Aneta mematut dirinya di depan cermin. Ia mengenakan gaun baru, satin biru tua dengan bercak-bercak perak bercorak percikan kembang api yang cantik. Sepatunya berhak tinggi dan tas tangan yang berwarna senada melengkapi penampilannya.

Sempurna, Neta, kau kelihatan cantik sekali malam ini, pikir Aneta puas. Ramon pasti akan terpesona pada dirinya.
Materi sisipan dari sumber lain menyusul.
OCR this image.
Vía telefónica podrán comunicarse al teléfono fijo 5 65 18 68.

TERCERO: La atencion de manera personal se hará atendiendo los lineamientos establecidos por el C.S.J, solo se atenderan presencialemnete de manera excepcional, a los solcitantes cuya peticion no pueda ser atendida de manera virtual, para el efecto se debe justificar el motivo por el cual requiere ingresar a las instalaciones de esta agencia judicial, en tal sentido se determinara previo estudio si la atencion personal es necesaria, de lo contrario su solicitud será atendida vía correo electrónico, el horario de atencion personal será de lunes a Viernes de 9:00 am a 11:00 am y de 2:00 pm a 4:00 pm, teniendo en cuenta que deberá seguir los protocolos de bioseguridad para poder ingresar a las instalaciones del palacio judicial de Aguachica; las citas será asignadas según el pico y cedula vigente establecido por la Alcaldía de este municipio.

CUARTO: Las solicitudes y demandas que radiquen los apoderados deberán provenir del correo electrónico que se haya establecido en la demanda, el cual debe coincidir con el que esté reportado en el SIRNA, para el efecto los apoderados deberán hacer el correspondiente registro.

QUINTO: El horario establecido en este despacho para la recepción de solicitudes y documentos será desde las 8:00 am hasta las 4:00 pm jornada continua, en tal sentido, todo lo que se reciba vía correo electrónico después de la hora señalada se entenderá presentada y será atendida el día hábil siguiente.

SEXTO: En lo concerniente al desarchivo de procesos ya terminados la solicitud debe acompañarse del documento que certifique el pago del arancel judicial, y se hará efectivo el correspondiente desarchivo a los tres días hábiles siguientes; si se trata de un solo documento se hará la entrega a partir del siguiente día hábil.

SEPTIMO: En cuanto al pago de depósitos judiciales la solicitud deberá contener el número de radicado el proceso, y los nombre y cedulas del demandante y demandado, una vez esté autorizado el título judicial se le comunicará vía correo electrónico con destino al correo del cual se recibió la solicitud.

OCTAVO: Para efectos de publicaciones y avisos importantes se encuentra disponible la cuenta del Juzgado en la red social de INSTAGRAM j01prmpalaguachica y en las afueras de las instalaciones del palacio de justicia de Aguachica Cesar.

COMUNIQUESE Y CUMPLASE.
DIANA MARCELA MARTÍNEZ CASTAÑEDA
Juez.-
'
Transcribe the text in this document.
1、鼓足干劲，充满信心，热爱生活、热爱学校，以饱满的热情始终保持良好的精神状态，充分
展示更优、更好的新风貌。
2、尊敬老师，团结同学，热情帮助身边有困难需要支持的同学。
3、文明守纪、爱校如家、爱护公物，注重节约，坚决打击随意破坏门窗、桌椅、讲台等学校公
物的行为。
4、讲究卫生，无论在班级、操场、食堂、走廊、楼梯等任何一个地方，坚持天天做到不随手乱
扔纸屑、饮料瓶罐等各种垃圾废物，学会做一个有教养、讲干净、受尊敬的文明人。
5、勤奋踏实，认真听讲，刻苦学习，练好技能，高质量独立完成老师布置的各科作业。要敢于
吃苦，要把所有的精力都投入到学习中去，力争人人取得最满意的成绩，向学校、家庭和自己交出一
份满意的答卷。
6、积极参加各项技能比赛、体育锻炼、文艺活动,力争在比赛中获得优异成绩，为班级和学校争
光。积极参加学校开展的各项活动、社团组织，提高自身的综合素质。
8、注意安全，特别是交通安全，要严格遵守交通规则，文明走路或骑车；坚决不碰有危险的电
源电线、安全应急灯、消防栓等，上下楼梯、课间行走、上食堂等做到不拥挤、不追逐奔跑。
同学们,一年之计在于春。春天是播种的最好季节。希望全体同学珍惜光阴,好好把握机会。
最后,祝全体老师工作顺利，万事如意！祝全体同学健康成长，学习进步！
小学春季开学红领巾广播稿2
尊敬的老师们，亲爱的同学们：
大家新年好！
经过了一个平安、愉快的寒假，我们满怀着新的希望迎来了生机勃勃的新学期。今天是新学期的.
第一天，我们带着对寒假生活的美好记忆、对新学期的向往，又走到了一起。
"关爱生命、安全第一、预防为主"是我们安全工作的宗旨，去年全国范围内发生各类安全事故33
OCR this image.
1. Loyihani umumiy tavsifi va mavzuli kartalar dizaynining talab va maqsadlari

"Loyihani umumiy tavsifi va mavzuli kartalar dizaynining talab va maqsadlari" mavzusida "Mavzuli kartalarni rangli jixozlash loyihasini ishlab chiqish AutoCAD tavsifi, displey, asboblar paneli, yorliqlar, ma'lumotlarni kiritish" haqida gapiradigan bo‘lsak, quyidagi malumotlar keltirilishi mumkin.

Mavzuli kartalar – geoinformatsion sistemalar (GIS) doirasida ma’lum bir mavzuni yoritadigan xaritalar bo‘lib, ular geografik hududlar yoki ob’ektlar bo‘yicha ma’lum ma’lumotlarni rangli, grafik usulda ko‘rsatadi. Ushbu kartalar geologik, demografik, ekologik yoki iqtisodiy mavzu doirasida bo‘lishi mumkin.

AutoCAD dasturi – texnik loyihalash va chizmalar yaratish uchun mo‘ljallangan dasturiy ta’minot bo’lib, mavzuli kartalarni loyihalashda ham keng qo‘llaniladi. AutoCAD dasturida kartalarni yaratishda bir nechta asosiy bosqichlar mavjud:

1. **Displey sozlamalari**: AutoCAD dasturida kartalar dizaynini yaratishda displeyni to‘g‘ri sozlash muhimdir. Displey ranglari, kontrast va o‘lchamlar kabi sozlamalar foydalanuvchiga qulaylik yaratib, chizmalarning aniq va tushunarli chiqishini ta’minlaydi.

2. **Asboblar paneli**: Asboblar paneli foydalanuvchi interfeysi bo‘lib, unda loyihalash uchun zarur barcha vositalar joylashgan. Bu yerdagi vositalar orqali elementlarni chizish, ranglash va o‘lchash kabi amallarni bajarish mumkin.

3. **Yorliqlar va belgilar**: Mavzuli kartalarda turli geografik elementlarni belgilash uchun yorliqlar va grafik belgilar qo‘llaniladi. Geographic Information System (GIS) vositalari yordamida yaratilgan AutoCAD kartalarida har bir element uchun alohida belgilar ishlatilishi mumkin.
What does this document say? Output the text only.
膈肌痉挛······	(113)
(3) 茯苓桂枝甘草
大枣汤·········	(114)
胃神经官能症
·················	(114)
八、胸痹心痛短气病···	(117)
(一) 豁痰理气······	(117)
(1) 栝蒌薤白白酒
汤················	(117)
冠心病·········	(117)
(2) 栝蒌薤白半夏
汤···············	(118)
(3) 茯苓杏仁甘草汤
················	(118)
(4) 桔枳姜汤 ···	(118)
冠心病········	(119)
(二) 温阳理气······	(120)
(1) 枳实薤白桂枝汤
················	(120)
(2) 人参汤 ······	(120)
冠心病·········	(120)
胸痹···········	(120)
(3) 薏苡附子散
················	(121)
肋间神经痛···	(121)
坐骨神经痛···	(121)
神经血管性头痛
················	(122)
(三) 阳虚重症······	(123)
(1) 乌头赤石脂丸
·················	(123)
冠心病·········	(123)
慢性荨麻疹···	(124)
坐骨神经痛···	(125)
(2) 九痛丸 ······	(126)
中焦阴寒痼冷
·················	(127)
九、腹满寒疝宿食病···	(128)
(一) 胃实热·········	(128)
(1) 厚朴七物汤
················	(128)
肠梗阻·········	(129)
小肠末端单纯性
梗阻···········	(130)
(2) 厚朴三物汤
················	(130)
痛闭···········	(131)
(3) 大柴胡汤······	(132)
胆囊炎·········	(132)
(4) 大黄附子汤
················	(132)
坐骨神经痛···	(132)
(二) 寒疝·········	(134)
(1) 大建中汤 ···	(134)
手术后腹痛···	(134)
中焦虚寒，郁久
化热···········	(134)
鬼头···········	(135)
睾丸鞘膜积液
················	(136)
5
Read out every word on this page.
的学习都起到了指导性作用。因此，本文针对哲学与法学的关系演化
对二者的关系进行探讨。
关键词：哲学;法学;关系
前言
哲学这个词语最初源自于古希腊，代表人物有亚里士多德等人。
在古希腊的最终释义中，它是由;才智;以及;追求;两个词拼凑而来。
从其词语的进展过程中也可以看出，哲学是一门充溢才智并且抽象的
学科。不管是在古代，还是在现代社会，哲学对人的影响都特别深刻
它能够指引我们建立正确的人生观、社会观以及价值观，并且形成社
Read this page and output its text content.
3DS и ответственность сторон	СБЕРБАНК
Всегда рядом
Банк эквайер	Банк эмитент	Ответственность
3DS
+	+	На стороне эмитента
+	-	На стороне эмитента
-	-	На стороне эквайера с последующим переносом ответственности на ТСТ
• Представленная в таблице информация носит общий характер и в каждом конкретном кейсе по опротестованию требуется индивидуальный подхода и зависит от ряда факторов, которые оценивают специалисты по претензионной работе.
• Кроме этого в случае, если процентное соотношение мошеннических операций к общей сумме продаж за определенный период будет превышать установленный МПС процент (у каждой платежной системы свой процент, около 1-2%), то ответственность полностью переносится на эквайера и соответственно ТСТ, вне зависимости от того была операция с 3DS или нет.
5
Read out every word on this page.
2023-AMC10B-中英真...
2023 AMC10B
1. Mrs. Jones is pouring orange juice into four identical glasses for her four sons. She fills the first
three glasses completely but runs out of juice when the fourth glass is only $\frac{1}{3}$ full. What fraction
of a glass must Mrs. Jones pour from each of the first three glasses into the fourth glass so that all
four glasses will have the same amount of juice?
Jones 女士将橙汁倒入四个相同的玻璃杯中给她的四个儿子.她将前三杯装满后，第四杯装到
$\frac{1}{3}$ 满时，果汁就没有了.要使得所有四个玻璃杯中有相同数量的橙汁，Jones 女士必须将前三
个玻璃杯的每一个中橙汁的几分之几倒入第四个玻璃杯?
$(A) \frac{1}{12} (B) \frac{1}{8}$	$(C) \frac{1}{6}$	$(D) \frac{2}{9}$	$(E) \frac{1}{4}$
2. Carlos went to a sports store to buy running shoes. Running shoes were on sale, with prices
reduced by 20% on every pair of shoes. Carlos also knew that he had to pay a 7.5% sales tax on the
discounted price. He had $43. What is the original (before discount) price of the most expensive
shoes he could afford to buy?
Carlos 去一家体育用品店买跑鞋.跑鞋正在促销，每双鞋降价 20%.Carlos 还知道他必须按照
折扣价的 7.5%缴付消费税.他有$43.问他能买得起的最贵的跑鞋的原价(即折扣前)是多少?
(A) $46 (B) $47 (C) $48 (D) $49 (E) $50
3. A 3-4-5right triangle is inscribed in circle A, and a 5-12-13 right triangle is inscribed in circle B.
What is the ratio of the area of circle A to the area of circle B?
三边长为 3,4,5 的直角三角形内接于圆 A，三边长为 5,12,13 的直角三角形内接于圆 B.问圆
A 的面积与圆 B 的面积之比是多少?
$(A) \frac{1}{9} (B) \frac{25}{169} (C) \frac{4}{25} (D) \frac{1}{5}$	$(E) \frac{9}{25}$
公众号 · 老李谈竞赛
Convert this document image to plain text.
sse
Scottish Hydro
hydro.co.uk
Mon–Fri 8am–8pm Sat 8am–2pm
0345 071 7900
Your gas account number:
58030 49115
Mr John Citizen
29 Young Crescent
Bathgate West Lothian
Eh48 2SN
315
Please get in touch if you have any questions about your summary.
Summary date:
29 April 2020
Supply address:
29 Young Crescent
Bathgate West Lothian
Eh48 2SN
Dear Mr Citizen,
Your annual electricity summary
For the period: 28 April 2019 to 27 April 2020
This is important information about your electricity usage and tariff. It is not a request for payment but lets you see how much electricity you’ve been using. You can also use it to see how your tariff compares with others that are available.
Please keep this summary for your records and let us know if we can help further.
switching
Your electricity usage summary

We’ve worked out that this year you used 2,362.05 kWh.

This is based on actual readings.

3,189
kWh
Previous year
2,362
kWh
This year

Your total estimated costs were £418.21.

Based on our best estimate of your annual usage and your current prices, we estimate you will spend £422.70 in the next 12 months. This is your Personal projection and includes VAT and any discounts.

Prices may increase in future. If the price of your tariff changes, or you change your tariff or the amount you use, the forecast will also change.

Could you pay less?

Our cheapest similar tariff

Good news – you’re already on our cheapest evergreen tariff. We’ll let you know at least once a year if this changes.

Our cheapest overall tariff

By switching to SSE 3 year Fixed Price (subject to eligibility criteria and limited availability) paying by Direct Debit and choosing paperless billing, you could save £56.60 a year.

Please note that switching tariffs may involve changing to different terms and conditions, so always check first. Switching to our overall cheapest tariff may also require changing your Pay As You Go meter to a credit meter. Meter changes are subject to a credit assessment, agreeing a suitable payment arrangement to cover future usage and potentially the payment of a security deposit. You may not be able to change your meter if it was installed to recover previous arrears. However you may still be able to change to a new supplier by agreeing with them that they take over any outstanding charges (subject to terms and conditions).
Laki-laki itu mengajak Aneta makan malam dan setelah berbicara dengan Mayda, Aneta memutuskan untuk menerima ajakannya itu. Sudah waktunya ia memberi kesempatan kepada Ramon untuk lebih mengenalnya. Selama ini mereka hanya menghabiskan waktu dengan pembicaraan di telepon, dengan bahasa-bahasa yang semakin lama semakin menjurus mesra, namun belum pernah sekalipun Aneta menerima ajakan Ramon untuk berkencan. Kebutuhannya sendiri semakin banyak dan Aneta merasa sudah waktunya ia mulai menjalankan misinya.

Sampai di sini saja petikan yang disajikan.